Le Cirque sous l’eau, 2 versions d’un même spectacle racontées par Jérôme Medrano
Le monde du spectacle en général et du cirque en particulier a bien souvent été celui des superlatifs les plus ronflants. Mais il est toujours plaisant de voir comment un même
événement peut être relaté différemment surtout s'ils sont racontés avec quelques années de distance. Comme quoi l’authenticité d’une information n’est pas toujours la même selon les époques.
Pour illustrer notre propos prenons à témoin "Le Cirque sous l’eau" spectacle qui a eu lieu en novembre 1932 au Cirque de Medrano de Montmartre, établissement qui à cette époque était dirigé par
le fils de Boom-Boom : Jérôme Medrano (voir blog16/10/11).
Pour contrecarrer Gaston Desprez, le directeur du Cirque d’hiver qui lui avait piqué Les Fratellini, et qui souhaitait présenter "Les Nuits du Califat", pantomime
nautique (voir blog01/09/11), Jérome Médrano, ayant appris par une indiscrétion ce projet, s’empressa de mettre sur pied en quelques semaines un spectacle similaire: "Le cirque sous l’eau". Et ce
qui est savoureux c’est de comparer entre ce qui est écrit dans "Medrano Magazine" et le récit qu’en donne cinquante ans plus tard Jérôme Medrano, dans son livre: "Une vie de
Cirque".
La brochure indique que monter une pantomime nautique était depuis très longtemps le vœu le plus cher de la direction et, après de longues recherches et de
lointains voyages à travers l’Europe, le cirque avait pu acquérir l’un des matériels les plus perfectionnés comprenant: quatre immenses
réservoirs, une chaudière pour porter à une température agréable l’énorme quantité d’eau (250 000 litres), de puissantes pompes, des fontaines lumineuses, un pont, un bateau, une
ile...
Toute autre est la version qu’en donne Jérôme Medrano dans son livre. Pour réaliser rapidement une pantomime nautique pas question de faire fabriquer un tel matériel, nous sommes
en octobre et le spectacle doit être présenté un mois plus tard, il faut donc acheter l’un des deux matériels disponibles.
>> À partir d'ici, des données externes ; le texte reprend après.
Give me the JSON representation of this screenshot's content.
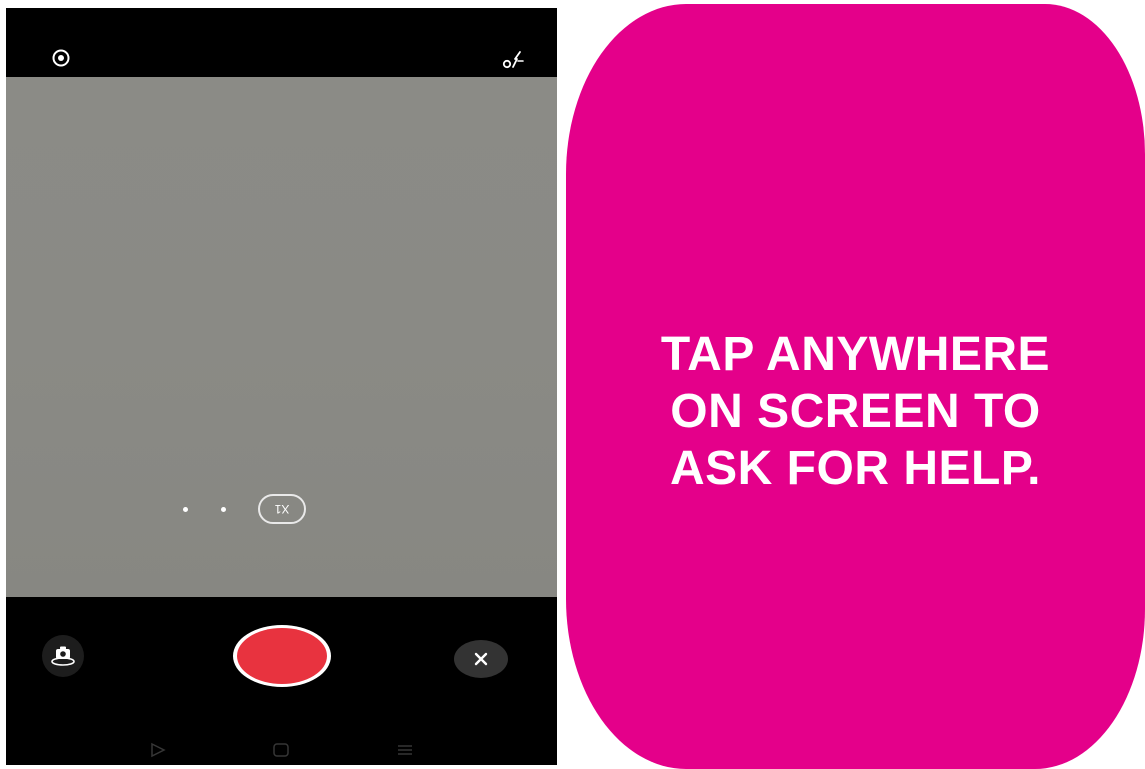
{
  "camera": {
    "zoom_label": "X1",
    "icons": {
      "eye": "eye-icon",
      "flash": "flash-auto-icon",
      "switch_camera": "switch-camera-icon",
      "close": "close-icon",
      "nav_back": "nav-back-icon",
      "nav_home": "nav-home-icon",
      "nav_menu": "nav-menu-icon"
    },
    "colors": {
      "record": "#e8333f",
      "viewfinder": "#8a8a85"
    }
  },
  "help_panel": {
    "lines": [
      "TAP ANYWHERE",
      "ON SCREEN TO",
      "ASK FOR HELP."
    ],
    "background": "#e4008a"
  }
}
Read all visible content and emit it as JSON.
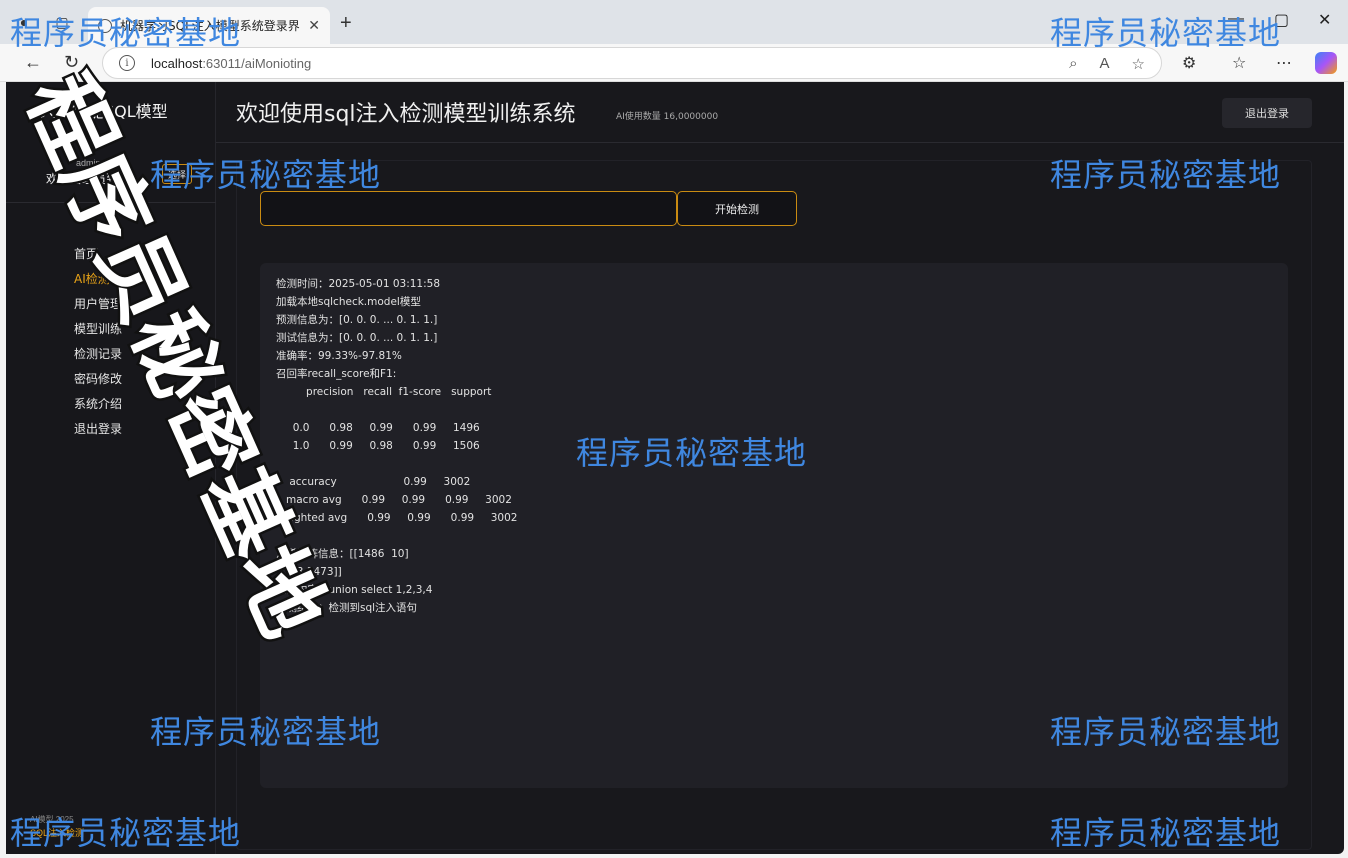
{
  "browser": {
    "tab_title": "机器学习SQL注入模型系统登录界",
    "url_host": "localhost",
    "url_rest": ":63011/aiMonioting"
  },
  "sidebar": {
    "brand": "人工智能SQL模型",
    "user_role": "admin",
    "welcome": "欢迎管理员到来",
    "role_button": "选择",
    "items": [
      {
        "label": "首页"
      },
      {
        "label": "AI检测"
      },
      {
        "label": "用户管理"
      },
      {
        "label": "模型训练"
      },
      {
        "label": "检测记录"
      },
      {
        "label": "密码修改"
      },
      {
        "label": "系统介绍"
      },
      {
        "label": "退出登录"
      }
    ],
    "footer": "AI模型 2025",
    "footer2": "SQL注入检测"
  },
  "header": {
    "title": "欢迎使用sql注入检测模型训练系统",
    "ai_count": "AI使用数量 16,0000000",
    "logout": "退出登录"
  },
  "detect": {
    "input_value": "",
    "button": "开始检测"
  },
  "result": {
    "lines": [
      "检测时间：2025-05-01 03:11:58",
      "加载本地sqlcheck.model模型",
      "预测信息为：[0. 0. 0. ... 0. 1. 1.]",
      "测试信息为：[0. 0. 0. ... 0. 1. 1.]",
      "准确率：99.33%-97.81%",
      "召回率recall_score和F1:",
      "         precision   recall  f1-score   support",
      "",
      "     0.0      0.98     0.99      0.99     1496",
      "     1.0      0.99     0.98      0.99     1506",
      "",
      "    accuracy                    0.99     3002",
      "   macro avg      0.99     0.99      0.99     3002",
      "weighted avg      0.99     0.99      0.99     3002",
      "",
      "混淆矩阵信息：[[1486  10]",
      " [  33 1473]]",
      "检测内容：union select 1,2,3,4",
      "检测结果：检测到sql注入语句"
    ]
  },
  "watermark": {
    "text": "程序员秘密基地"
  }
}
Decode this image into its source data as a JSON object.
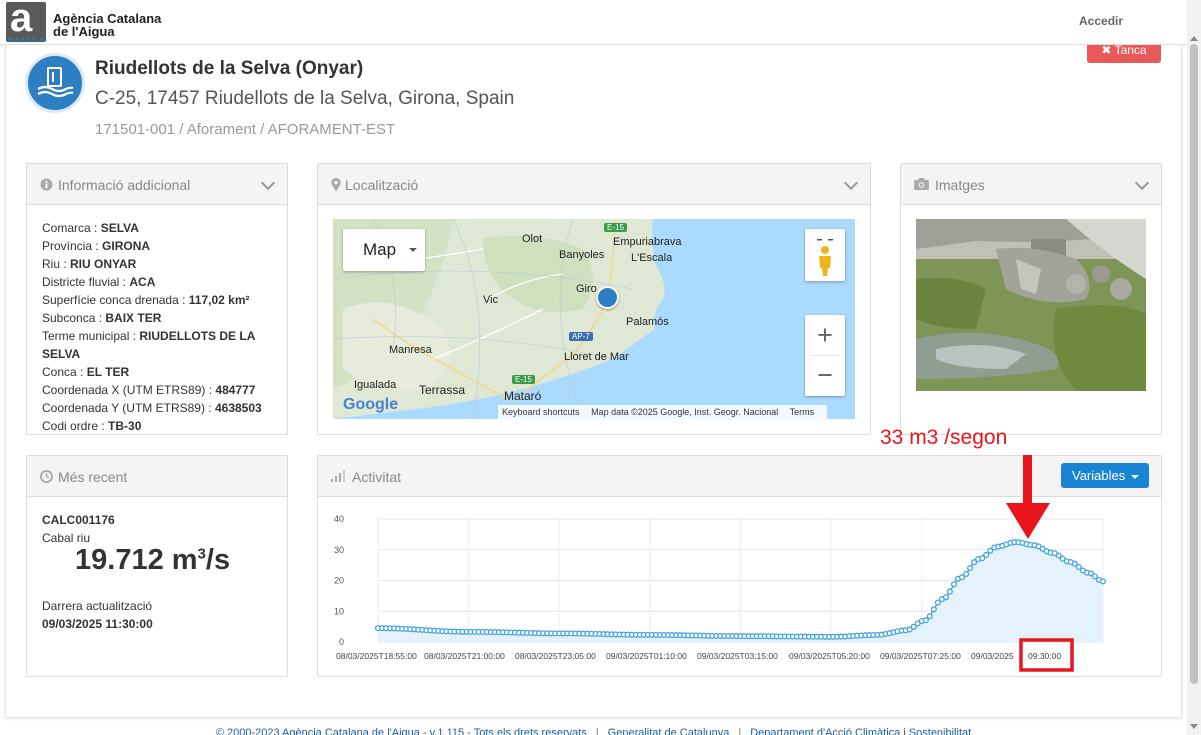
{
  "header": {
    "brand_line1": "Agència Catalana",
    "brand_line2": "de l'Aigua",
    "login": "Accedir"
  },
  "station": {
    "name": "Riudellots de la Selva (Onyar)",
    "address": "C-25, 17457 Riudellots de la Selva, Girona, Spain",
    "code": "171501-001 / Aforament / AFORAMENT-EST",
    "close_label": "✖ Tanca"
  },
  "info_panel": {
    "title": "Informació addicional",
    "rows": [
      {
        "label": "Comarca : ",
        "value": "SELVA"
      },
      {
        "label": "Província : ",
        "value": "GIRONA"
      },
      {
        "label": "Riu : ",
        "value": "RIU ONYAR"
      },
      {
        "label": "Districte fluvial : ",
        "value": "ACA"
      },
      {
        "label": "Superfície conca drenada : ",
        "value": "117,02 km²"
      },
      {
        "label": "Subconca : ",
        "value": "BAIX TER"
      },
      {
        "label": "Terme municipal : ",
        "value": "RIUDELLOTS DE LA SELVA"
      },
      {
        "label": "Conca : ",
        "value": "EL TER"
      },
      {
        "label": "Coordenada X (UTM ETRS89) : ",
        "value": "484777"
      },
      {
        "label": "Coordenada Y (UTM ETRS89) : ",
        "value": "4638503"
      },
      {
        "label": "Codi ordre : ",
        "value": "TB-30"
      }
    ]
  },
  "map_panel": {
    "title": "Localització",
    "map_type": "Map",
    "places": [
      "Olot",
      "Empuriabrava",
      "Banyoles",
      "L'Escala",
      "Giro",
      "Vic",
      "Palamós",
      "Manresa",
      "Lloret de Mar",
      "Igualada",
      "Terrassa",
      "Mataró"
    ],
    "road_labels": [
      "E-15",
      "AP-7",
      "E-15"
    ],
    "zoom_in": "+",
    "zoom_out": "−",
    "attribution": {
      "logo": "Google",
      "shortcuts": "Keyboard shortcuts",
      "data": "Map data ©2025 Google, Inst. Geogr. Nacional",
      "terms": "Terms"
    }
  },
  "images_panel": {
    "title": "Imatges"
  },
  "recent_panel": {
    "title": "Més recent",
    "code": "CALC001176",
    "variable": "Cabal riu",
    "value": "19.712 m",
    "unit_exp": "3",
    "unit_tail": "/s",
    "updated_label": "Darrera actualització",
    "updated_date": "09/03/2025 11:30:00"
  },
  "activity_panel": {
    "title": "Activitat",
    "variables_button": "Variables"
  },
  "chart_data": {
    "type": "area",
    "yticks": [
      "0",
      "10",
      "20",
      "30",
      "40"
    ],
    "ylim": [
      0,
      40
    ],
    "xtick_labels": [
      "08/03/2025T18:55:00",
      "08/03/2025T21:00:00",
      "08/03/2025T23:05:00",
      "09/03/2025T01:10:00",
      "09/03/2025T03:15:00",
      "09/03/2025T05:20:00",
      "09/03/2025T07:25:00",
      "09/03/2025",
      "09:30:00"
    ],
    "series": [
      {
        "color": "#3fa3db",
        "fill": "#e6f2fb",
        "x": [
          "08/03/2025 18:55",
          "08/03/2025 21:00",
          "08/03/2025 23:05",
          "09/03/2025 01:10",
          "09/03/2025 03:15",
          "09/03/2025 05:20",
          "09/03/2025 06:20",
          "09/03/2025 07:00",
          "09/03/2025 07:25",
          "09/03/2025 07:50",
          "09/03/2025 08:15",
          "09/03/2025 08:40",
          "09/03/2025 09:05",
          "09/03/2025 09:30",
          "09/03/2025 09:55",
          "09/03/2025 10:20",
          "09/03/2025 10:45",
          "09/03/2025 11:10",
          "09/03/2025 11:30"
        ],
        "values": [
          4.5,
          3.3,
          2.8,
          2.3,
          1.9,
          1.7,
          2.3,
          3.8,
          7,
          14,
          21,
          27,
          31,
          32.5,
          31.5,
          29,
          26,
          22.5,
          19.7
        ]
      }
    ],
    "grid": true
  },
  "annotations": {
    "callout": "33 m3 /segon",
    "color": "#e8161c"
  },
  "footer": {
    "copyright": "© 2000-2023 Agència Catalana de l'Aigua - v.1.115 - Tots els drets reservats",
    "link1": "Generalitat de Catalunya",
    "link2": "Departament d'Acció Climàtica i Sostenibilitat"
  }
}
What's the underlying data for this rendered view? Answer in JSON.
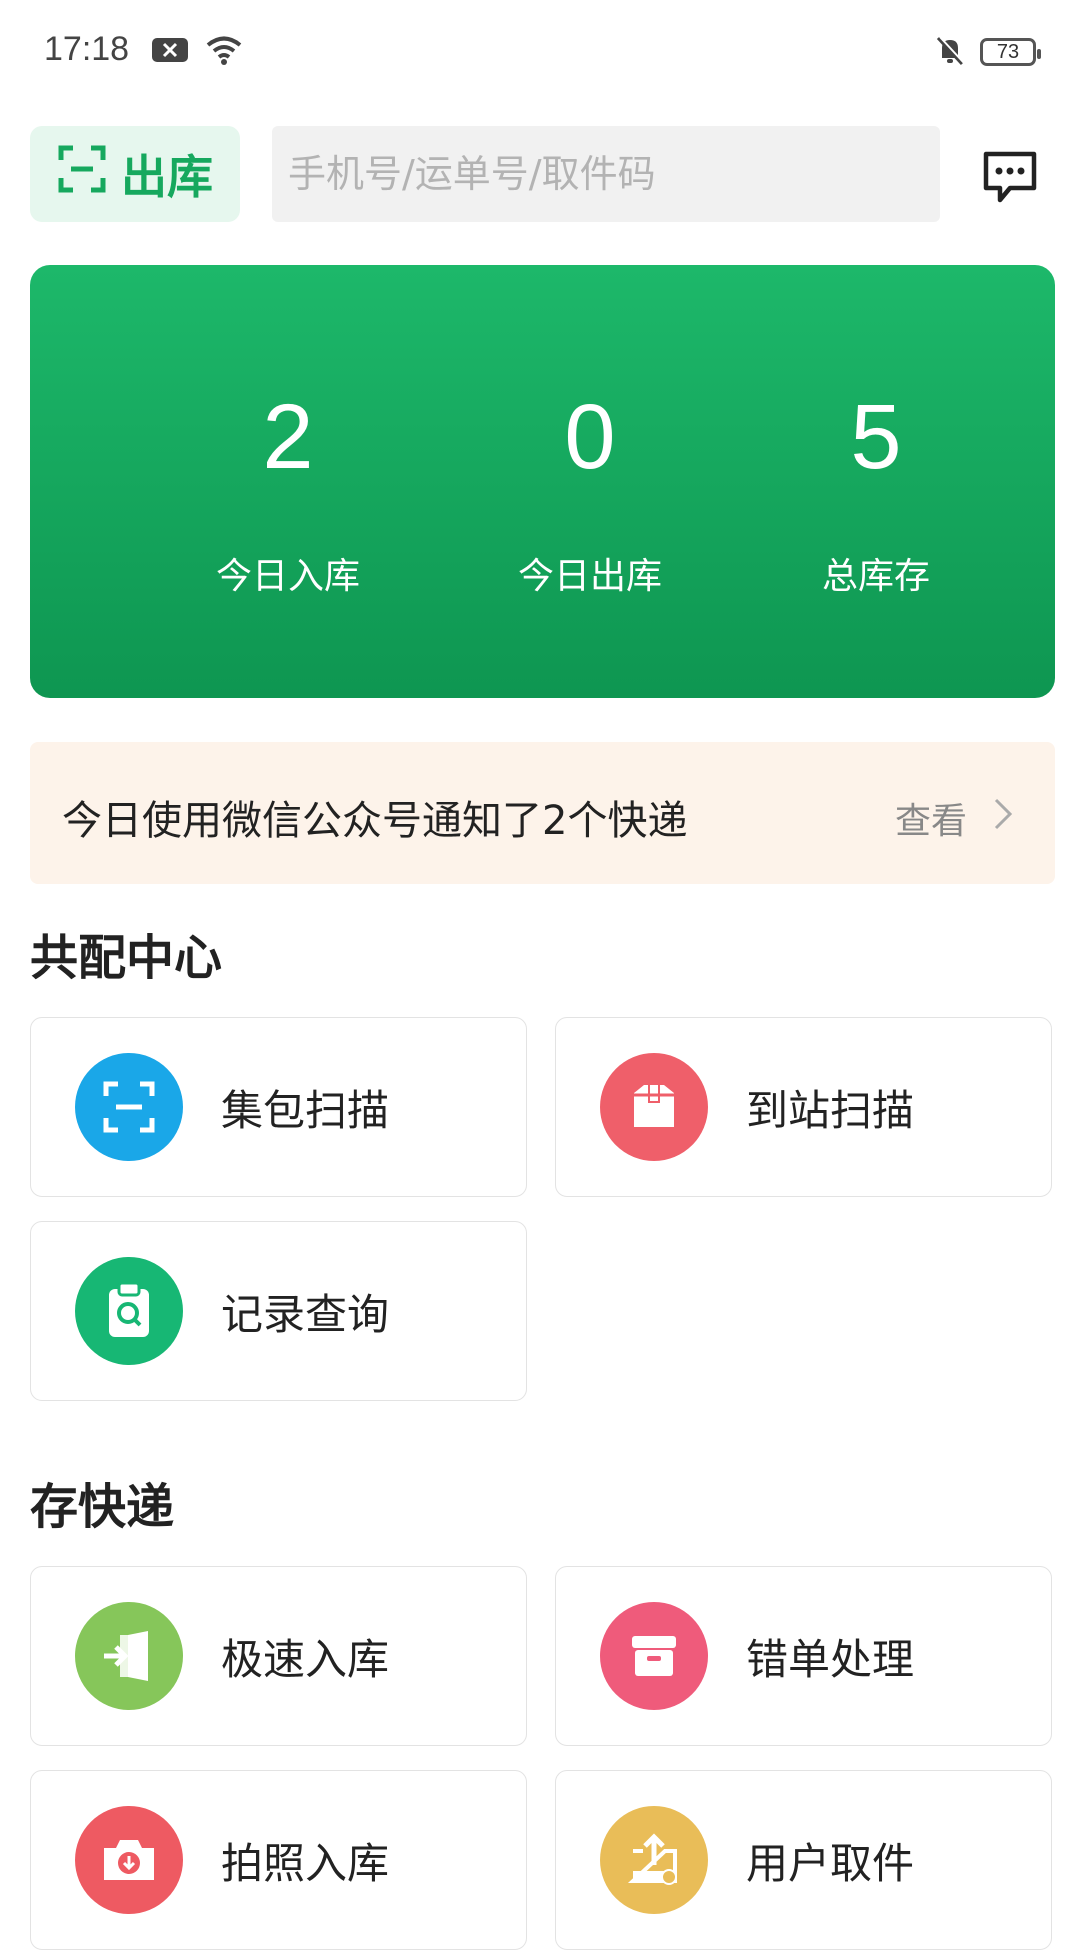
{
  "status_bar": {
    "time": "17:18",
    "battery": "73"
  },
  "header": {
    "outbound_label": "出库",
    "search_placeholder": "手机号/运单号/取件码"
  },
  "stats": [
    {
      "value": "2",
      "label": "今日入库"
    },
    {
      "value": "0",
      "label": "今日出库"
    },
    {
      "value": "5",
      "label": "总库存"
    }
  ],
  "notice": {
    "text": "今日使用微信公众号通知了2个快递",
    "link": "查看"
  },
  "sections": {
    "shared": {
      "title": "共配中心",
      "items": [
        {
          "label": "集包扫描",
          "icon": "scan-icon",
          "color": "#1aa7e8"
        },
        {
          "label": "到站扫描",
          "icon": "box-icon",
          "color": "#ef5f6a"
        },
        {
          "label": "记录查询",
          "icon": "clipboard-search-icon",
          "color": "#17b774"
        }
      ]
    },
    "store": {
      "title": "存快递",
      "items": [
        {
          "label": "极速入库",
          "icon": "enter-door-icon",
          "color": "#86c65a"
        },
        {
          "label": "错单处理",
          "icon": "archive-box-icon",
          "color": "#ef5b7b"
        },
        {
          "label": "拍照入库",
          "icon": "camera-icon",
          "color": "#ee5a62"
        },
        {
          "label": "用户取件",
          "icon": "pickup-upload-icon",
          "color": "#e9bd58"
        }
      ]
    }
  }
}
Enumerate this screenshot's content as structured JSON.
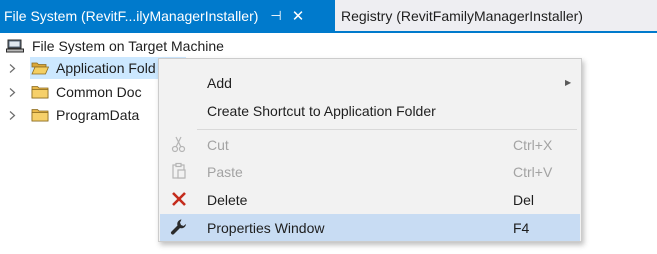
{
  "tabs": {
    "active": {
      "label": "File System (RevitF...ilyManagerInstaller)",
      "pin": "⊣",
      "close": "✕"
    },
    "inactive": {
      "label": "Registry (RevitFamilyManagerInstaller)"
    }
  },
  "tree": {
    "root": {
      "label": "File System on Target Machine",
      "icon": "computer-icon"
    },
    "items": [
      {
        "label": "Application Fold",
        "icon": "folder-open-icon"
      },
      {
        "label": "Common Doc",
        "icon": "folder-icon"
      },
      {
        "label": "ProgramData",
        "icon": "folder-icon"
      }
    ]
  },
  "context_menu": {
    "add": {
      "label": "Add",
      "submenu_arrow": "▶"
    },
    "create_shortcut": {
      "label": "Create Shortcut to Application Folder"
    },
    "cut": {
      "label": "Cut",
      "shortcut": "Ctrl+X",
      "icon": "scissors-icon"
    },
    "paste": {
      "label": "Paste",
      "shortcut": "Ctrl+V",
      "icon": "clipboard-icon"
    },
    "delete": {
      "label": "Delete",
      "shortcut": "Del",
      "icon": "delete-x-icon"
    },
    "properties": {
      "label": "Properties Window",
      "shortcut": "F4",
      "icon": "wrench-icon"
    }
  },
  "colors": {
    "accent": "#007acc",
    "selection": "#cce8ff",
    "menu_highlight": "#c8dcf3",
    "delete_red": "#c42b1c"
  }
}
Desprez ayant retenu celui du Cirque Bush, il ne reste que celui du
Cirque du Capitaine Schneider qui vient justement de déposer son bilan et qui est donc en vente. Un fois acheté ce matériel, des plus perfectionnés, se révèle être dans un état déplorable. Le
tapis de caoutchouc présente des déchirures de plus d’un mètre, la pompe principale est hors d’usage, tous les joints sont à refaire, le bac en tôle
qui permet l’effet de cascade est inutilisable et l’étanchéité est pour le moins aléatoire enfin, il est impossible d’évacuer la totalité de l’eau, tant la pompe semble obsolète. Il faut donc
faire appel aux Sapeurs Pompiers pour évacuer la totalité de l’eau… Enfin avec la fameuse chaudière qui devait mettre l’eau à une température agréable on frôla le désastre, car les malheureux
artistes sortaient de l’eau soit bleus de froid soit rouges comme des écrevisses selon que l’eau était glacée ou bouillante…
Mais ce qui est réjouissant à la lecture de ce livre, c’est de voir la force de caractère de Jérôme Medrano qui devant l’adversité ne baissa jamais les bras, un
bel exemple à méditer, car à vaincre sans péril on triomphe sans gloire!